Delivery vans on Camden Street. Photo by Claudia Dalby.

Laverty says An Post has contacted companies that operate in Dublin 2, to see if they would be involved in the project.

It would have huge benefits to the city and Dubliners, and also delivery companies, to participate and have fewer delivery companies driving around the city every day, said Laverty.

“Instead of delivering direct to a customer in the area, the participating company would hand the item over to An Post for delivery to the final customer,” he said. The basis of the project is a strategy to reduce city traffic, he said.

Danny Byrne, a Fine Gael councillor, says it sounds like it would be a positive solution when it comes to issues of congestion and delivery vans parking incorrectly around the city.

“I suppose it would cut down on the emissions of not doing so many journeys,” he says.

Byrne, the Green Party councillor, says it should be done in a just way, so that jobs of delivery drivers aren’t at risk.

Says Donoghue: “It obviously makes sense, considering the commitments around reducing road traffic in general, and addressing congestion, and moving to a less vehicle-reliant city.”

However, Donoghue thinks the project facilitates consumerism, rather than making an effort to reduce it. “We’re probably spending too much money on consumer products.”

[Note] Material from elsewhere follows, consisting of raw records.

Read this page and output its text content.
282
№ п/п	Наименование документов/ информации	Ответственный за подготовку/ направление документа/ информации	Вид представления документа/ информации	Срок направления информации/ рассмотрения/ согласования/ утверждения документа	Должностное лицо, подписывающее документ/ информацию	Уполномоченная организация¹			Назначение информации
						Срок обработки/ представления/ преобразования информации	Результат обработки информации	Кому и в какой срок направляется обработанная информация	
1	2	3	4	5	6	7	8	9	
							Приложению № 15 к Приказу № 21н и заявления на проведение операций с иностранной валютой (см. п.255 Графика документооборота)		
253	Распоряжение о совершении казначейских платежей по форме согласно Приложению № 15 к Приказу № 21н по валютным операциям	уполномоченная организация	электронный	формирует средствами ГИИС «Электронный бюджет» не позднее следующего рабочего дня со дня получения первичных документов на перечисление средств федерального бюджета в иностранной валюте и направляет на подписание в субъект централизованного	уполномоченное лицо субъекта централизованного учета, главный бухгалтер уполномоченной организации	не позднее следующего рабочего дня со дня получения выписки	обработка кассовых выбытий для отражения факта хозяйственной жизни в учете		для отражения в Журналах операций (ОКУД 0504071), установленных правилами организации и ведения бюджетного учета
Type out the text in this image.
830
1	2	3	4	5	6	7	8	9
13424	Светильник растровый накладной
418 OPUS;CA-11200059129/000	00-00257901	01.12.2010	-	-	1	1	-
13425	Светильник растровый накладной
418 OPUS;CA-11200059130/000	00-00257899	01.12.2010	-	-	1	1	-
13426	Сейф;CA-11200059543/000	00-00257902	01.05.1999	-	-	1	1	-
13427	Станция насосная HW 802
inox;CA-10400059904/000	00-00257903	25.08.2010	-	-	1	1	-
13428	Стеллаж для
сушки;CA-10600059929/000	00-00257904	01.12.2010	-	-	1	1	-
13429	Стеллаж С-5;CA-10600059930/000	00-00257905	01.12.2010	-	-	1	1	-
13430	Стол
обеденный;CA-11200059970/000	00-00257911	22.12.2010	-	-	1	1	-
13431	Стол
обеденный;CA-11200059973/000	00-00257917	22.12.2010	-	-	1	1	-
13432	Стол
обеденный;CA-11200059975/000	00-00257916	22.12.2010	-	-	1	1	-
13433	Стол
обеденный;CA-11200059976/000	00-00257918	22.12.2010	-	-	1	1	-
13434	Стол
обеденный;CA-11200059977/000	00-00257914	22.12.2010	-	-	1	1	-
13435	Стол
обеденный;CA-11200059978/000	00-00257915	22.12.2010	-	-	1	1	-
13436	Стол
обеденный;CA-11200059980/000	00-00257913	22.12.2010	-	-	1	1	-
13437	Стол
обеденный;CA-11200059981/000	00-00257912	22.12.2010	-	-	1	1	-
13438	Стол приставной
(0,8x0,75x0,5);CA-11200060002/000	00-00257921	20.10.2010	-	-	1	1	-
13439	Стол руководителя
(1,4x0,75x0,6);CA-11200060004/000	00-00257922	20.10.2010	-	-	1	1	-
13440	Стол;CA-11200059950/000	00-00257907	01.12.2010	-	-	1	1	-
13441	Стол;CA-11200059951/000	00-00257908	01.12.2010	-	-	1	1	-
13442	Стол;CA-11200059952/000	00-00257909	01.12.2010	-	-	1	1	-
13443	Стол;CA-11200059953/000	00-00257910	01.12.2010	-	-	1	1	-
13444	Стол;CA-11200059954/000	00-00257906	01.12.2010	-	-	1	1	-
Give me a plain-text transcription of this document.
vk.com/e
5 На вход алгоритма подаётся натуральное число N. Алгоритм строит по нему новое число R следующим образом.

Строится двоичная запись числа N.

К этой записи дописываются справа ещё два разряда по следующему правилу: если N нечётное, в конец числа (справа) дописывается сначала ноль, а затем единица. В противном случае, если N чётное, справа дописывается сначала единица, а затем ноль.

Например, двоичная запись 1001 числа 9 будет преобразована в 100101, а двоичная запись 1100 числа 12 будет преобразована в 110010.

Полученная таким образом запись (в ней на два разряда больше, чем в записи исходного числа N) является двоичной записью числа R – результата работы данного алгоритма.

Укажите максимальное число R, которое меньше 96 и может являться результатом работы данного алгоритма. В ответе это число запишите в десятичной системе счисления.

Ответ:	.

Home deliveries have increased by 46 percent in 2020, according to a 2021 report on national transport trends by the Department of Transport, although they just make up 3 percent of all deliveries.

The project, says Donoghue, “just accepts that the current level of consumerism is okay, and that we just need to be more efficient about it”.

However, he’s not sure you could get a company to reduce the number of consumer deliveries it does, he says. “Private companies only have private profit as their concern.”